As expected, we see that for the same forcing, the maximum amplitude of the local strains increases as the cluster becomes more elongated (Fig. 3a,b and Supplementary Video 6). Therefore, these local strains can serve as a signal for the bees to move, and a natural hypothesis is that once the signal is above a certain critical value, the bees move. However, how might they chose a direction? While it may be plausible for the bees to simply move upwards against gravity, it is probably difficult to sense a static force (that is, gravity) when experiencing large dynamic forcing (that is, shaking) in a tightly packed assemblage. Instead, we turn to ask whether there are any local signals that would give honeybees a sense of direction. For all clusters, the strains are largest near the base (Fig. 3a,b and Supplementary Video 6) and decrease away from it, but in addition, as the cluster becomes more elongated, there are large local strains along the contact line where x = ±L1/2, where the bees are in contact with the baseboard. This is due to the effect of the pendular mode of deformation that leads to rotation-induced stretching in these regions. To quantify how the normal and shear strain vary as a function of the distance from the base, Z, we average δli and δθi over all bees that were at a certain Z position at t = 0 and define the following mean quantities: δl(Z) = $$\left\langle {{\rm \updelta} l_i} \right\rangle$$, and δθ(Z) = $$\left\langle {{\rm \updelta} \theta _i} \right\rangle$$, where the angle brackets indicate the average overall spring connection at the vertical position $$r_z^i(0)$$ = Z. Similar to the experimental data, the simulations show that the displacements Ui for horizontal shaking of elongated clusters are larger in comparison to flattened clusters. As both strains δl(Z) and δθ(Z) are largest near the base, z = 0 (Fig. 3c and Supplementary Video 6), and decrease away from the supporting baseboard, they may serve as local signals that bees at the tip of the cluster respond to by moving up the strain gradient (Supplementary Figs. 35 and Supplementary Videos 7 and 8).

This passive signature of a horizontally shaken assemblage suggests a simple behavioural hypothesis: bees can sense the local variations in the normal strain above a critical threshold, and move slowly up gradients collectively. We note that mechanical strain is invariant to translation and rotation of the whole assemblage; that is, it is independent of the origin and orientation of the frame of reference, and thus a natural choice (similar to how cells and bacteria respond to mechanical stresses18). This behaviour will naturally lead to spreading of the cluster and thence smaller strains on the cluster. Noting that the timescale of the response of the bees is of the order of minutes while the duration of a single period is seconds, it is natural to consider the integrated local normal strain signal: $$\tilde {\mathrm{\delta }l_i^t}$$ = $$\mathop {\sum}\nolimits_{\tilde t = t - T_{\rm w}}^t {\kern 1pt} {\rm \updelta} l_i^{\tilde t} \times {\rm d}t$$, where Tw is chosen to be the period of the shaking (see detailed description in Supplementary Section C).
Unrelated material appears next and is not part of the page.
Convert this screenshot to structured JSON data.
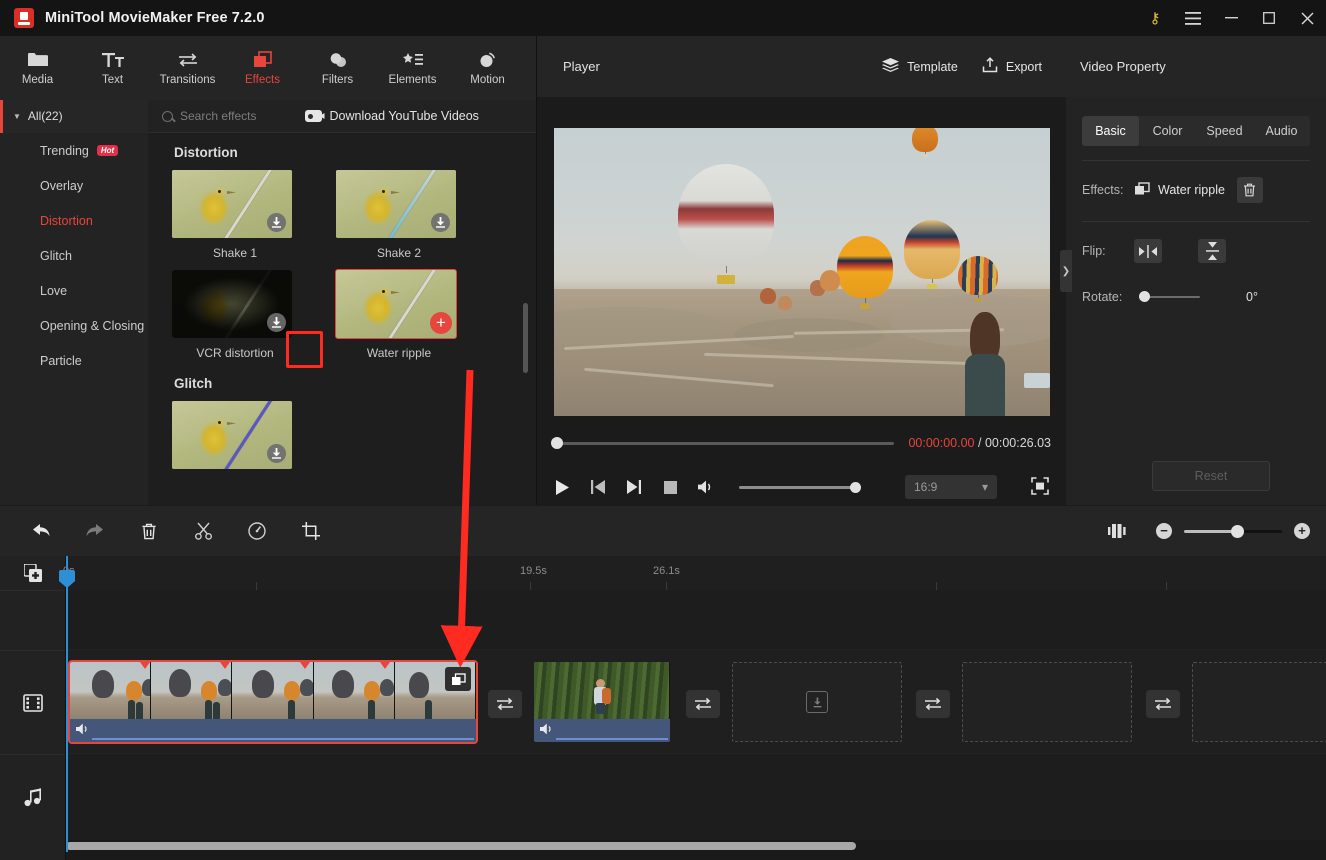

Then our behavioural hypothesis is that when $$\tilde {\mathrm{\delta }l_i^t} > \tilde {\mathrm{\delta }l_i^t}_C$$ the bee becomes active, and moves in the direction of the time-integrated negative normal strain gradient (that is, the active force is directed toward a higher local normal strain) according to the simple proportional rule $$F^{{\mathrm{active}}} = - f^{{\mathrm{active}}}\tilde{ {{\rm \updelta} {{\bf l}}_i^t}}$$. We note that moving up a gradient in time-integrated normal strain would also suffice to explain the observed mechanical adaptation.

We carry out our simulations of the active cluster in two dimensions for simplicity and speed (we do not expect any changes in three dimensions), allowing bonds to break and reform on the basis of proximity, similar to how bees form connections, and follow the shape of the cluster while it is shaken horizontally. We find that over time, the cluster spreads out to form a flattened cone (Fig. 3d,e and Supplementary Video 7), confirming that the local behavioural rule that integrates relative displacements that arise due to long-range passive coupling in the mechanical assemblage wherein bees actively move up the local gradient in normal strain δli is consistent with our observations.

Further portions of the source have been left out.